Base officials have uncompacted the ground surrounding the tree and have installed a lightning arrester system, because the tree has been struck by lightning on multiple occasions.
“As big and tall as it is, it’s a lightning magnet,” said Crump. “It’s been struck a few times before. The copper wire attracts the lightning and drives it into the ground.”
They have even rerouted the sidewalk at one point, because runners have collided with the Bicentennial Tree’s low-hanging limbs. It was replaced with a pervious concrete surface so water could soak through, one of the first places the surface has been installed on base. The tree’s limbs still have to be clipped by professionals occasionally to keep it from extending into McHugh Boulevard.
“Some people say the tree is encroaching on the road, but I say the road is encroaching on the tree,” said Crump.
Crump believes that the Bicentennial Tree will continue to be enjoyed by a new generation of Marines. A new dining facility with outdoor eating area is being built nearby, and he thinks some Marines may want to walk over to eat in its shade.
The Bicentennial Tree has a marker naming it the fourth stop on the Marine Corps Base Camp Lejeune Self-Guided Tour, but according to Bob Ceklosky, the Department of Public Safety operations chief, the program was shut down about two years ago.
“We don’t let people on base to do the self-guided tour anymore,” he explained. “There used to be booklets at the visitors center.”
In an era marked by budget cuts, who can say how many years the oak will continue? Regardless, the Bicentennial Tree will live on.

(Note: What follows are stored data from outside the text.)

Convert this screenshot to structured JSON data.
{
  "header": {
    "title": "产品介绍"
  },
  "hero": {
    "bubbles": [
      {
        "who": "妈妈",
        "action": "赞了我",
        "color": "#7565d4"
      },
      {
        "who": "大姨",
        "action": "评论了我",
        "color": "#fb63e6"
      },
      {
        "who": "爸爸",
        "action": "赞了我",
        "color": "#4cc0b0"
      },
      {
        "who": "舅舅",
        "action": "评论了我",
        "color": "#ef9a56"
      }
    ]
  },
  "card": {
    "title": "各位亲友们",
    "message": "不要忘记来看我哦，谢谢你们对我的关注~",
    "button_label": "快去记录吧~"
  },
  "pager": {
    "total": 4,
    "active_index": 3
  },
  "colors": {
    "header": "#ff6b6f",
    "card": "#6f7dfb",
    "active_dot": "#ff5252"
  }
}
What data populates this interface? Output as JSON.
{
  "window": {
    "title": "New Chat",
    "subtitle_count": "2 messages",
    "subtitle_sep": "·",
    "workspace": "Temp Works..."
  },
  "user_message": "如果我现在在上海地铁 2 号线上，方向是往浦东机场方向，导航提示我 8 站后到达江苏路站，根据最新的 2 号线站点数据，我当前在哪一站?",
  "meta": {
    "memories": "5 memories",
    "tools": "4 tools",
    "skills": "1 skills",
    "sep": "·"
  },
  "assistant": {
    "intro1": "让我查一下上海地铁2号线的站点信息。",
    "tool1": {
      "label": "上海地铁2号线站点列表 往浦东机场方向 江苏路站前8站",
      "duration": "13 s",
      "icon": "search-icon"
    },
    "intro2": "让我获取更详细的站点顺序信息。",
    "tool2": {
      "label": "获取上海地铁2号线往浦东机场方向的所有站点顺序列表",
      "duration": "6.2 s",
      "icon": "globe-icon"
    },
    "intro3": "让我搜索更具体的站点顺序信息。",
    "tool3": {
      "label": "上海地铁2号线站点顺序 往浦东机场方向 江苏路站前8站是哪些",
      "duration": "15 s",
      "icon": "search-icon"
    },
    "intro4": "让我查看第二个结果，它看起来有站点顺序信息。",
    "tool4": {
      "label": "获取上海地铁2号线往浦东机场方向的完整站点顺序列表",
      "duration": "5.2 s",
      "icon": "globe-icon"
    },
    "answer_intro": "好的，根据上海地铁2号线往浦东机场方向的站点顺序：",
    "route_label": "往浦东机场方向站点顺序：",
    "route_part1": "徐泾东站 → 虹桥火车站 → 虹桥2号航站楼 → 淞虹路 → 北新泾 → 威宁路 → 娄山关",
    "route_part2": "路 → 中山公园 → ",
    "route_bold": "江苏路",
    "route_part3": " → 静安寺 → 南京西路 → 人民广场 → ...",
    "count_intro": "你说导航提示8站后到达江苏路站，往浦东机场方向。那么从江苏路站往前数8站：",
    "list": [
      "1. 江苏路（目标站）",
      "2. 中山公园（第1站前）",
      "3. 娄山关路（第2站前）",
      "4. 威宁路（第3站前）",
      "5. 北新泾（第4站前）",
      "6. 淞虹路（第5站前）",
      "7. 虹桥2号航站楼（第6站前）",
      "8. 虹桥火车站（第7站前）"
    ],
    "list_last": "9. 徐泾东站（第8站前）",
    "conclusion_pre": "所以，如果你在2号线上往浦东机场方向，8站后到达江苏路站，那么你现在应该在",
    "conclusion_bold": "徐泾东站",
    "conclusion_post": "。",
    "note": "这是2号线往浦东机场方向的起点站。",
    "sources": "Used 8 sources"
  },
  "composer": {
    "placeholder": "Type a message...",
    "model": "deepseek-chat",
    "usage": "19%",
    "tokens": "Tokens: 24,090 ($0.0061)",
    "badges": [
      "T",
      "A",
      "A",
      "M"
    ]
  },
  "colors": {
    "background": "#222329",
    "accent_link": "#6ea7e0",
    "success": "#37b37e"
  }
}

Danny Marshburn, the program manager for the base’s Forest Management Program, said that representatives of the state forest service have collected seed from the tree.
“They collected some seed from it to grow it elsewhere—to grow trees off the genetics of this one,” he said.
Could it be that the Bicentennial Oak is hiding mysteries beneath the shroud provided by its canopy? Perhaps Lt. Gen. John A. Lejeune himself once rested in the shade beneath. Or is it simply just a tree that has been here so long no one wants to get rid of it? Either way, happy birthday.